Biotecnologie riproduttive, per un’etica della responsabilità più relazionale

“Un principio che difende il dovere di garantire al bambino che mettiamo al mondo una soglia minima di benessere sembra […] un criterio di scelta più vicino alle nostre intuizioni di senso comune e senza dubbio rispecchia la nostra idea che la genitorialità richieda un minimo di responsabilità.”(Maurizio Balistreri)

Ma che tipo di responsabilità comporta la scelta di mettere al mondo un figlio? E, nell’attuale scenario riproduttivo delle biotecnologie (il ricorso allo screening genetico o a un altro test prenatale e alla riproduzione assistita), che orientamento assume il tema della responsabilità della scelta?

In tale scenario, la scelta riproduttiva è chiaramente definita da finalità terapeutiche. Limitarsi a sostenere un criterio di  scelta etica centrato sull’autonomia individuale o personale non sembra essere sufficiente. In tal caso, la scelta di far nascere (anche in caso di gravi patologie genetiche) o non far nascere un bambino sarebbe indifferente.

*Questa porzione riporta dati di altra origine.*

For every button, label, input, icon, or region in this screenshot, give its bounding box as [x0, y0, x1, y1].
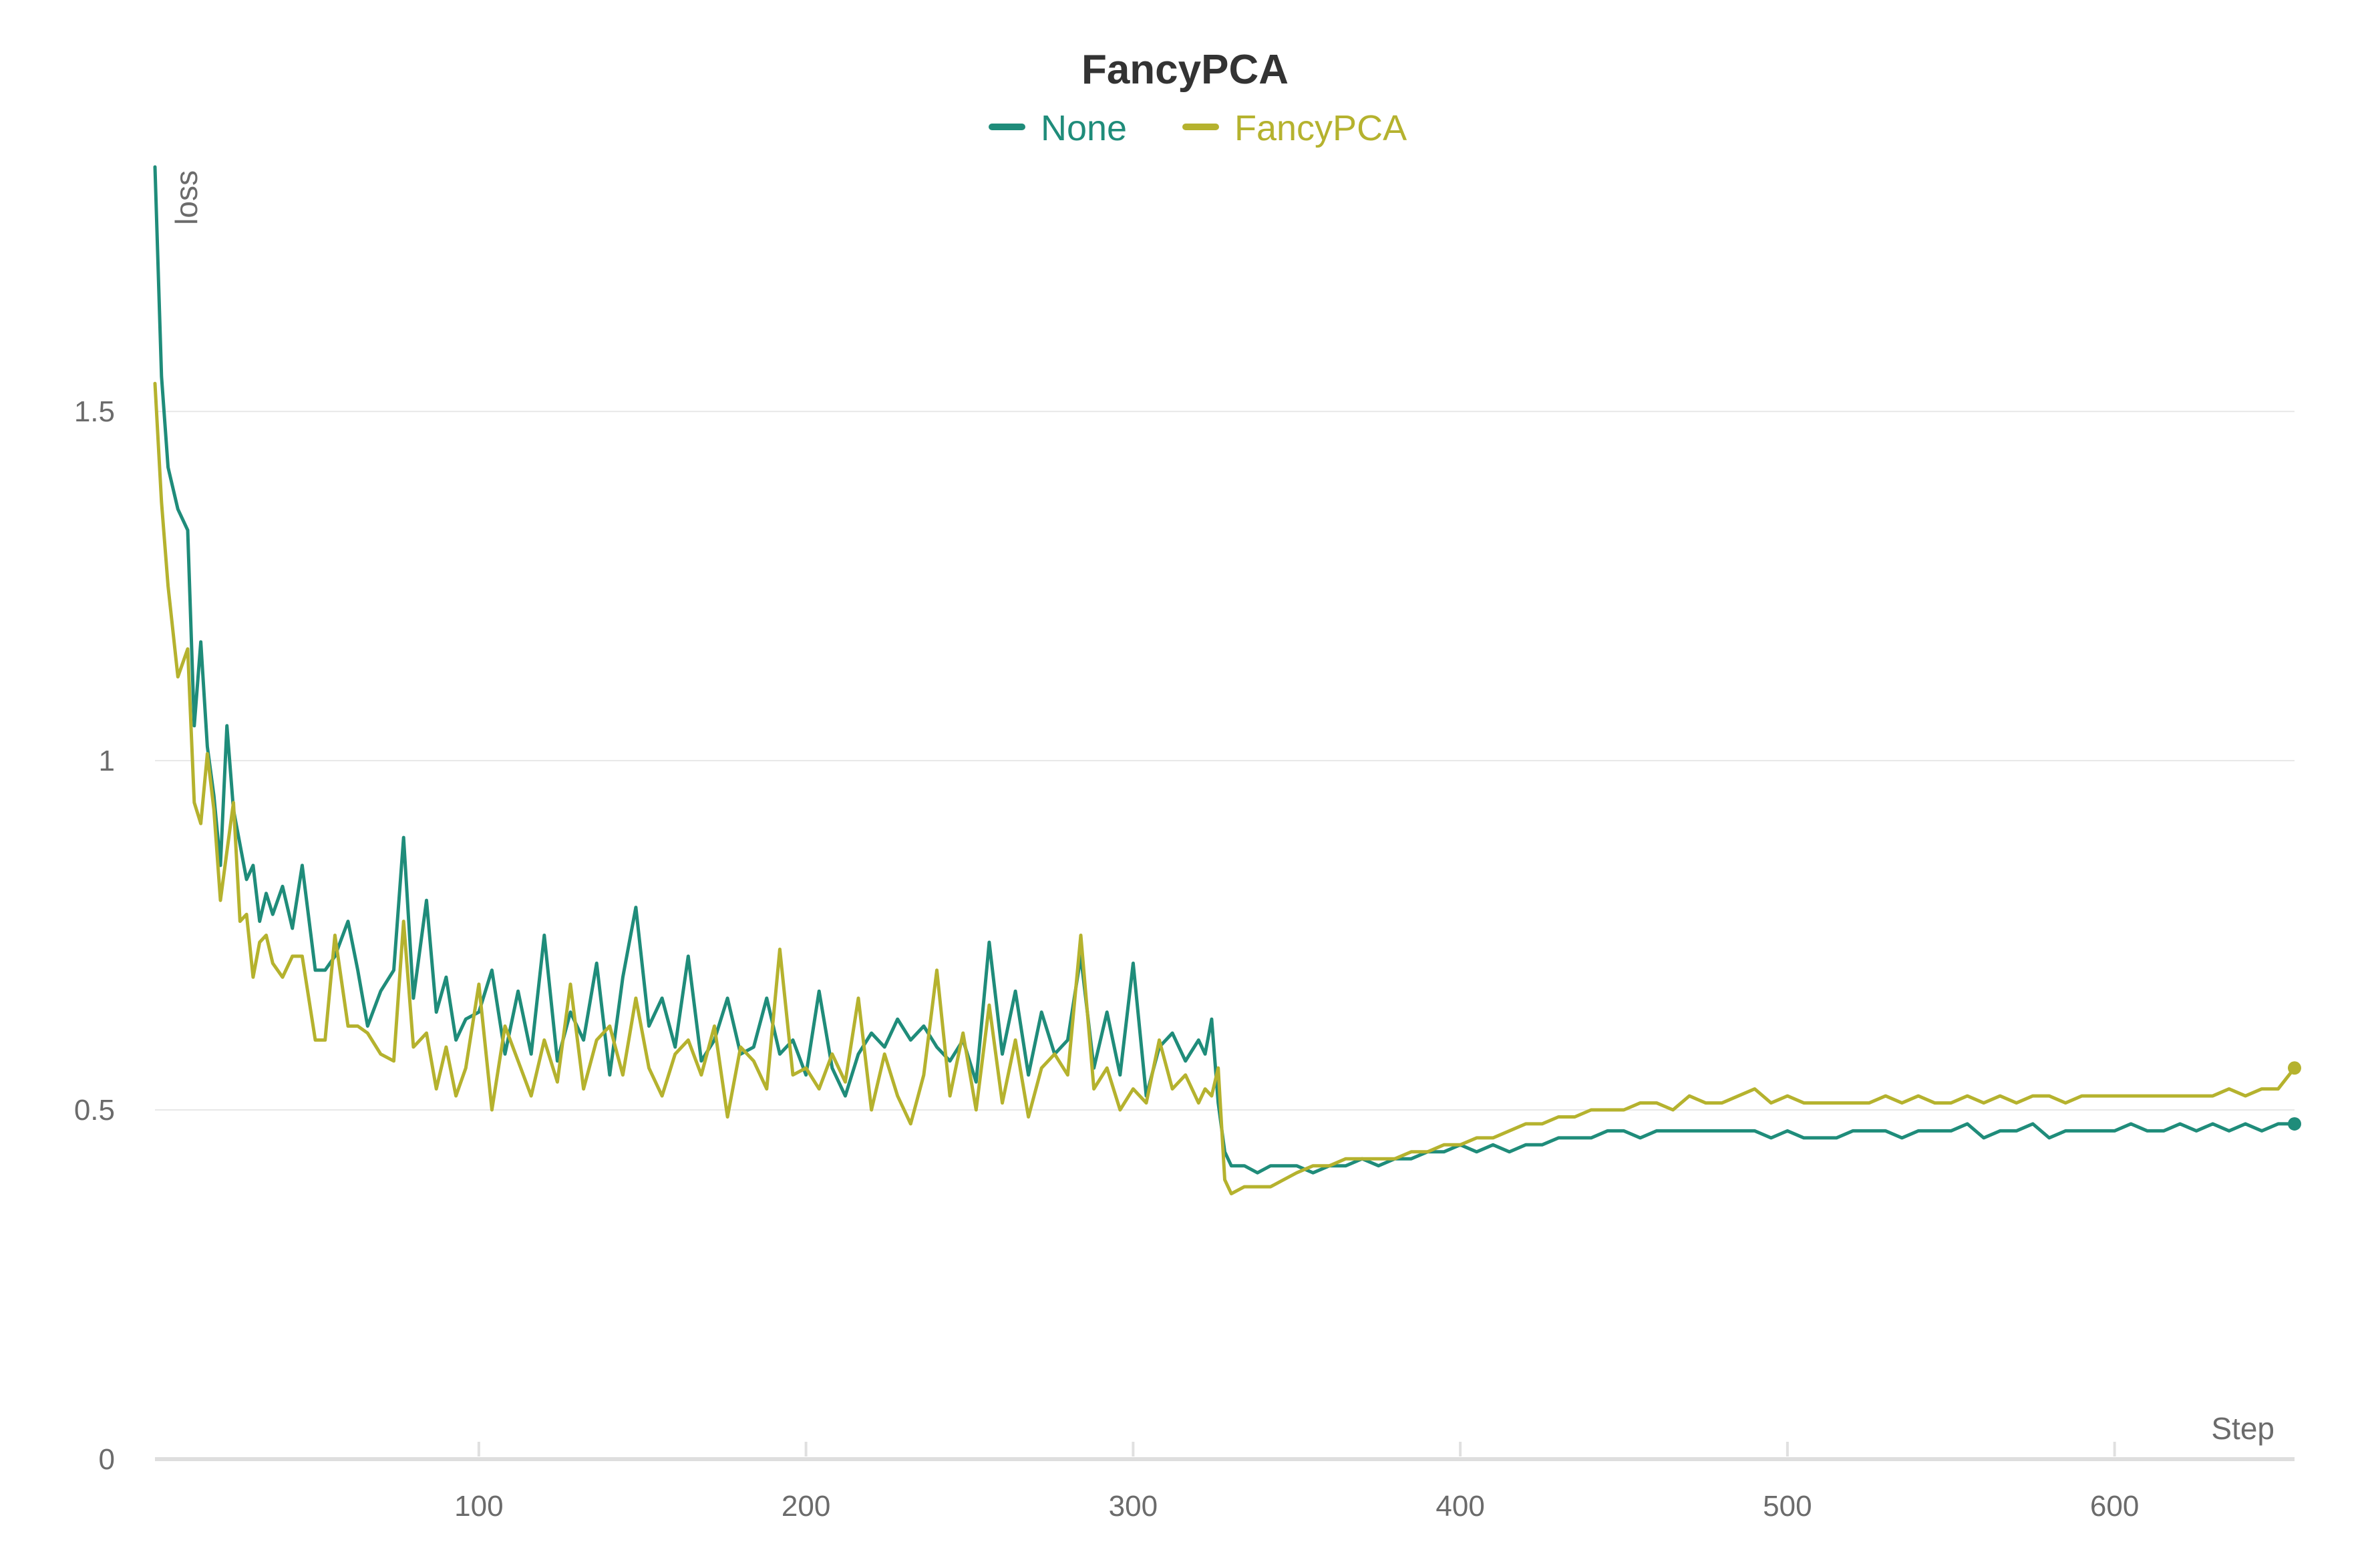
x-tick-label: 500	[1763, 1490, 1812, 1523]
axes: 0 0.5 1 1.5 100 200 300 400 500 600	[74, 395, 2295, 1523]
legend-label-none: None	[1041, 108, 1127, 148]
y-tick-label: 1.5	[74, 395, 115, 428]
chart-title: FancyPCA	[1081, 47, 1289, 93]
legend-item-none[interactable]: None	[989, 108, 1127, 148]
series-line-fancypca	[153, 381, 2297, 1195]
series-end-marker-fancypca	[2288, 1061, 2301, 1075]
y-tick-label: 1	[99, 745, 115, 777]
series-end-marker-none	[2288, 1117, 2301, 1131]
x-axis-label: Step	[2211, 1411, 2274, 1446]
x-tick-label: 400	[1435, 1490, 1484, 1523]
series-lines	[153, 165, 2301, 1195]
legend: None FancyPCA	[989, 108, 1407, 148]
y-axis-label: loss	[169, 170, 204, 225]
x-tick-label: 300	[1109, 1490, 1158, 1523]
x-tick-label: 100	[454, 1490, 503, 1523]
legend-label-fancypca: FancyPCA	[1234, 108, 1407, 148]
series-line-none	[153, 165, 2297, 1175]
x-tick-label: 200	[782, 1490, 830, 1523]
grid-lines	[155, 411, 2295, 1111]
x-tick-label: 600	[2090, 1490, 2139, 1523]
legend-item-fancypca[interactable]: FancyPCA	[1182, 108, 1407, 148]
y-tick-label: 0	[99, 1443, 115, 1476]
y-tick-label: 0.5	[74, 1094, 115, 1127]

Preoccuparsi invece per la dotazione genetica del bambino che nascerà non significa forse portare l’attenzione, fin dal momento del concepimento (in  vivo o in vitro), sulla relazione stessa di cui farsi responsabili, prendersi cura – una relazione terapeutica – per offrire a un nuovo essere umano la possibilità di nascere in una condizione migliore?

La biotecnologia riproduttiva, che incorpora il sapere della scienza, uno straordinario processo di cooperazione sociale dagli effetti contraddittori e carico di rischi fatali, può tuttavia orientare nella scelta di un bene comune.